It is not easy to briefly explain the most common engraving techniques used throughout the ages (from the XV century up to the present days). We will nonetheless try to give the major outlines of the procedures adopted by the great masters.
Printmaking techniques can be divided in the following three groups:
RELIEF PRINTING – INTAGLIO PRINTING – PLANOGRAPHIC PRINTING
It owes its name to the fact that prints are obtained using metal or wooden plates engraved in relief. The printing-ink is applied only on the parts that must be impressed on paper. Pressure is exerted vertically downwards by means of a press or manually using a roller or a brayer. The most famous technique of relief printing is the “xylography”, made on wood. Using a sharpened tool those areas of wood that will be “white” on paper are removed, while the parts standing in relief are inked. In ancient times resistant wood like apple, pear or cherry wood was used for this kind of printing so that the plates would not cleave easily.
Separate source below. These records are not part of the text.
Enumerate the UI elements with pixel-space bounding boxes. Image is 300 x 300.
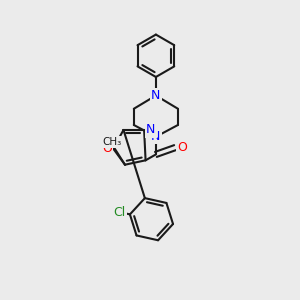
Text: N: N bbox=[151, 130, 160, 143]
Text: CH₃: CH₃ bbox=[102, 137, 121, 147]
Text: N: N bbox=[151, 89, 160, 102]
Text: O: O bbox=[102, 142, 112, 155]
Text: Cl: Cl bbox=[114, 206, 126, 219]
Text: N: N bbox=[146, 124, 155, 136]
Text: O: O bbox=[178, 141, 187, 154]
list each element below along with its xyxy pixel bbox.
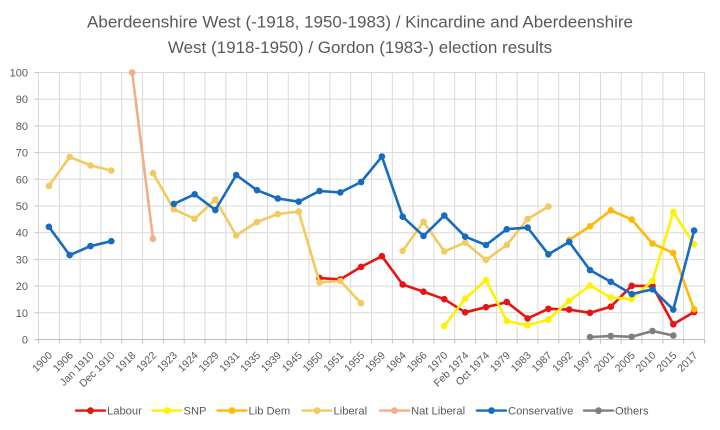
svg-text:Conservative: Conservative [508, 406, 573, 418]
svg-text:40: 40 [16, 228, 28, 240]
svg-text:80: 80 [16, 121, 28, 133]
svg-text:0: 0 [22, 335, 28, 347]
svg-text:Others: Others [615, 406, 649, 418]
svg-text:Nat Liberal: Nat Liberal [411, 406, 465, 418]
svg-text:West (1918-1950) / Gordon (198: West (1918-1950) / Gordon (1983-) electi… [168, 38, 552, 57]
svg-text:60: 60 [16, 174, 28, 186]
svg-text:Labour: Labour [107, 406, 142, 418]
svg-text:100: 100 [10, 68, 28, 80]
svg-text:30: 30 [16, 254, 28, 266]
svg-text:Aberdeenshire West (-1918, 195: Aberdeenshire West (-1918, 1950-1983) / … [87, 13, 633, 32]
svg-text:20: 20 [16, 281, 28, 293]
svg-text:SNP: SNP [184, 406, 207, 418]
svg-text:70: 70 [16, 148, 28, 160]
svg-text:Liberal: Liberal [334, 406, 368, 418]
svg-text:Lib Dem: Lib Dem [249, 406, 291, 418]
svg-text:90: 90 [16, 94, 28, 106]
svg-text:50: 50 [16, 201, 28, 213]
svg-text:10: 10 [16, 308, 28, 320]
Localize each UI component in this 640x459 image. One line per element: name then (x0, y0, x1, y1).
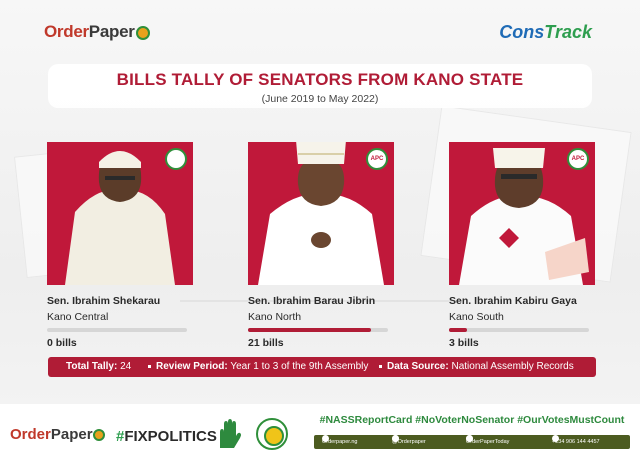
twitter-icon (392, 435, 399, 442)
bills-count: 3 bills (449, 337, 479, 349)
data-source-value: National Assembly Records (451, 361, 574, 372)
total-tally: Total Tally: 24 (66, 357, 131, 377)
contact-website-text: Orderpaper.ng (322, 439, 358, 445)
data-source: Data Source: National Assembly Records (379, 357, 574, 377)
globe-icon (322, 435, 329, 442)
seal-logo-icon (256, 418, 288, 450)
logo-text-order: Order (10, 426, 51, 443)
senator-district: Kano Central (47, 311, 109, 323)
senator-name: Sen. Ibrahim Barau Jibrin (248, 295, 376, 307)
contact-bar: Orderpaper.ng @Orderpaper OrderPaperToda… (314, 435, 630, 449)
background-line (180, 300, 460, 302)
senator-photo (258, 142, 384, 285)
bills-count: 21 bills (248, 337, 284, 349)
page-title: BILLS TALLY OF SENATORS FROM KANO STATE (116, 70, 524, 89)
total-tally-value: 24 (120, 361, 132, 372)
senator-district: Kano South (449, 311, 504, 323)
tally-strip: Total Tally: 24 Review Period: Year 1 to… (48, 357, 596, 377)
fixpolitics-text: FIXPOLITICS (124, 428, 217, 445)
senator-name: Sen. Ibrahim Kabiru Gaya (449, 295, 577, 307)
bills-bar-track (248, 328, 388, 332)
page-subtitle: (June 2019 to May 2022) (261, 93, 379, 105)
bills-count: 0 bills (47, 337, 77, 349)
hand-logo-icon (220, 419, 241, 448)
logo-text-paper: Paper (88, 22, 135, 41)
footer-orderpaper-logo: OrderPaper (10, 426, 105, 443)
senator-photo (65, 151, 175, 285)
youtube-icon (466, 435, 473, 442)
apc-logo-icon: APC (567, 148, 589, 170)
review-period-value: Year 1 to 3 of the 9th Assembly (230, 361, 369, 372)
data-source-label: Data Source: (387, 361, 449, 372)
logo-text-track: Track (544, 22, 592, 42)
total-tally-label: Total Tally: (66, 361, 118, 372)
senator-name: Sen. Ibrahim Shekarau (47, 295, 161, 307)
phone-icon (552, 435, 559, 442)
orderpaper-mark-icon (92, 429, 105, 442)
contact-instagram-text: OrderPaperToday (466, 439, 510, 445)
logo-text-order: Order (44, 22, 89, 41)
bills-bar-fill (248, 328, 371, 332)
logo-text-paper: Paper (50, 426, 93, 443)
senator-photo (459, 148, 589, 285)
senator-card-shekarau (47, 142, 193, 285)
hashtags: #NASSReportCard #NoVoterNoSenator #OurVo… (319, 414, 625, 426)
contact-social-text: @Orderpaper (392, 439, 426, 445)
apc-logo-icon: APC (366, 148, 388, 170)
footer: OrderPaper #FIXPOLITICS #NASSReportCard … (0, 404, 640, 459)
contact-phone-text: +234 906 144 4457 (552, 439, 600, 445)
senator-card-barau-jibrin: APC (248, 142, 394, 285)
bills-bar-track (449, 328, 589, 332)
senator-district: Kano North (248, 311, 302, 323)
pdp-logo-icon (165, 148, 187, 170)
senator-card-kabiru-gaya: APC (449, 142, 595, 285)
bullet-icon (379, 364, 382, 368)
bullet-icon (148, 364, 151, 368)
review-period: Review Period: Year 1 to 3 of the 9th As… (148, 357, 368, 377)
orderpaper-mark-icon (135, 25, 150, 40)
fixpolitics-logo: #FIXPOLITICS (116, 428, 217, 445)
constrack-logo: ConsTrack (499, 22, 592, 43)
title-box: BILLS TALLY OF SENATORS FROM KANO STATE … (48, 64, 592, 108)
review-period-label: Review Period: (156, 361, 228, 372)
bills-bar-fill (449, 328, 467, 332)
fixpolitics-hash: # (116, 428, 125, 445)
bills-bar-track (47, 328, 187, 332)
logo-text-cons: Cons (499, 22, 545, 42)
orderpaper-logo: OrderPaper (44, 22, 150, 42)
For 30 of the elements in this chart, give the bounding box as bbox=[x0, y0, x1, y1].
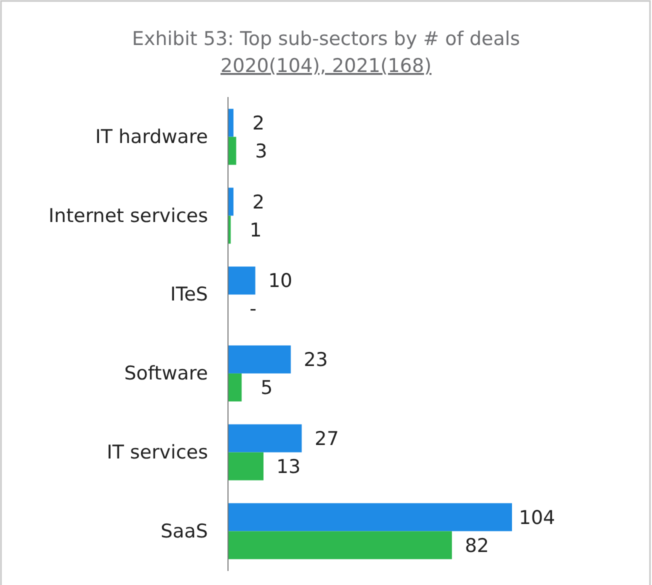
y-tick-label: Software bbox=[124, 362, 208, 385]
data-label: 23 bbox=[304, 349, 328, 372]
y-tick-label: ITeS bbox=[170, 284, 208, 306]
data-label: 1 bbox=[250, 219, 262, 242]
bar bbox=[228, 424, 302, 452]
bar bbox=[228, 188, 234, 216]
data-label: 27 bbox=[314, 428, 339, 450]
data-label: 82 bbox=[464, 534, 490, 557]
bar bbox=[228, 136, 236, 165]
y-tick-label: IT hardware bbox=[95, 126, 208, 148]
bar bbox=[228, 266, 256, 295]
data-label: 10 bbox=[268, 270, 292, 292]
chart-subtitle: 2020(104), 2021(168) bbox=[220, 55, 432, 77]
bar bbox=[228, 452, 264, 480]
y-tick-label: Internet services bbox=[48, 204, 208, 227]
chart-title: Exhibit 53: Top sub-sectors by # of deals bbox=[132, 28, 520, 50]
data-label: 2 bbox=[252, 191, 265, 214]
data-label: 2 bbox=[252, 112, 265, 134]
data-label: 13 bbox=[276, 456, 301, 478]
data-label: 3 bbox=[255, 140, 268, 162]
bar bbox=[228, 531, 452, 560]
data-label: 104 bbox=[518, 506, 556, 529]
bar bbox=[228, 108, 234, 137]
data-label: - bbox=[250, 298, 256, 320]
y-tick-label: IT services bbox=[106, 441, 208, 464]
data-label: 5 bbox=[260, 377, 273, 400]
bar bbox=[228, 345, 291, 374]
y-tick-label: SaaS bbox=[160, 520, 208, 542]
bar bbox=[228, 373, 242, 402]
bar bbox=[228, 503, 512, 532]
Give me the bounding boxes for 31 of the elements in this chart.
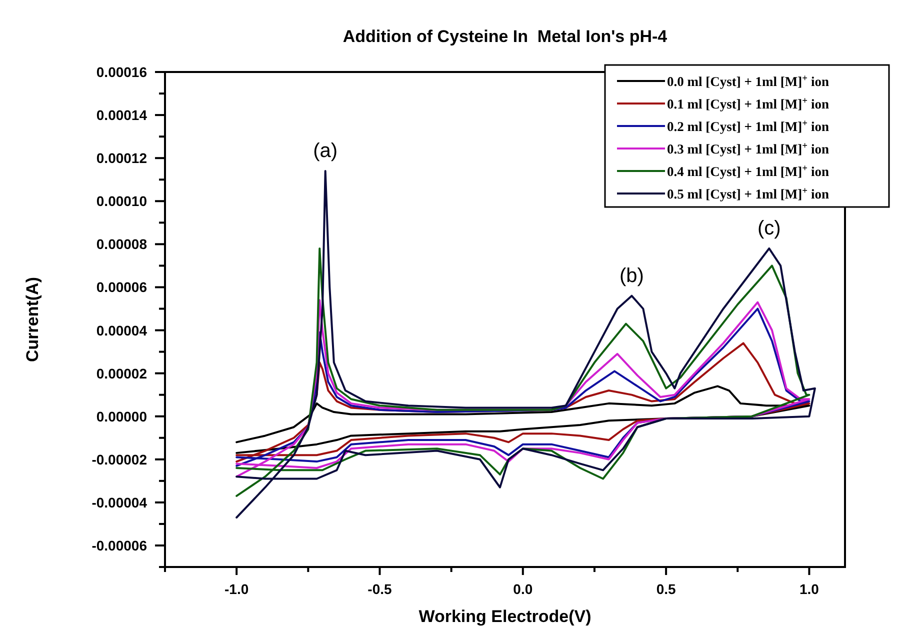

Intaglio prints are obtained by engraving with a burin or etching a metal plate. The drawing to be reproduced is carved in metal. Printing-ink is applied in the grooves while the parts that must result white are carefully cleaned.
Burin engraving (direct process)
The burin is a thin quadrangular steel bar ending with a sharp point cut crosswise. It is used to engrave directly on copper. During engraving, the burin raises a thin metal foil, called “burr”, before and along the groove. The burr is then removed with a scraper to obtain clear lines which are typical of this kind of printing.
This technique is usually combined with etching. The engraver sketches the drawing with a stylus used like a pencil. Burrs remain only along the furrow and will not be removed with a scraper as in the burin engraving.
Etching (indirect process)
It is called “indirect process” because the line is not incised by the hand of the artist, but etched in acid. The copper is covered with a thin layer of varnish. The plate is then blackened with lampblack to make the drawing more visible. The engraver uses a steel stylus to carve the design, exposing the copper to be printed. The plate is afterwards immersed in some diluted acid which corrodes the metal where the varnish has been removed. Lines can be more or less deep depending on the length of the bath. This procedure can be repeated for several times, and while the completed parts are protected with another coat of varnish, those needing changes can be engraved again.
The secret of this technique lays in the incompatibility between grease and water and in the capacity of limestone to absorb both grease and water. The artist draws the design with a special greasy crayon on a polished piece of limestone. The stone is then bitten by acid to fix the crayon lines. Later the plate is flooded with water and rolled with printing-ink. Ink is repelled from the watersoaked areas and absorbed only by the drawn design.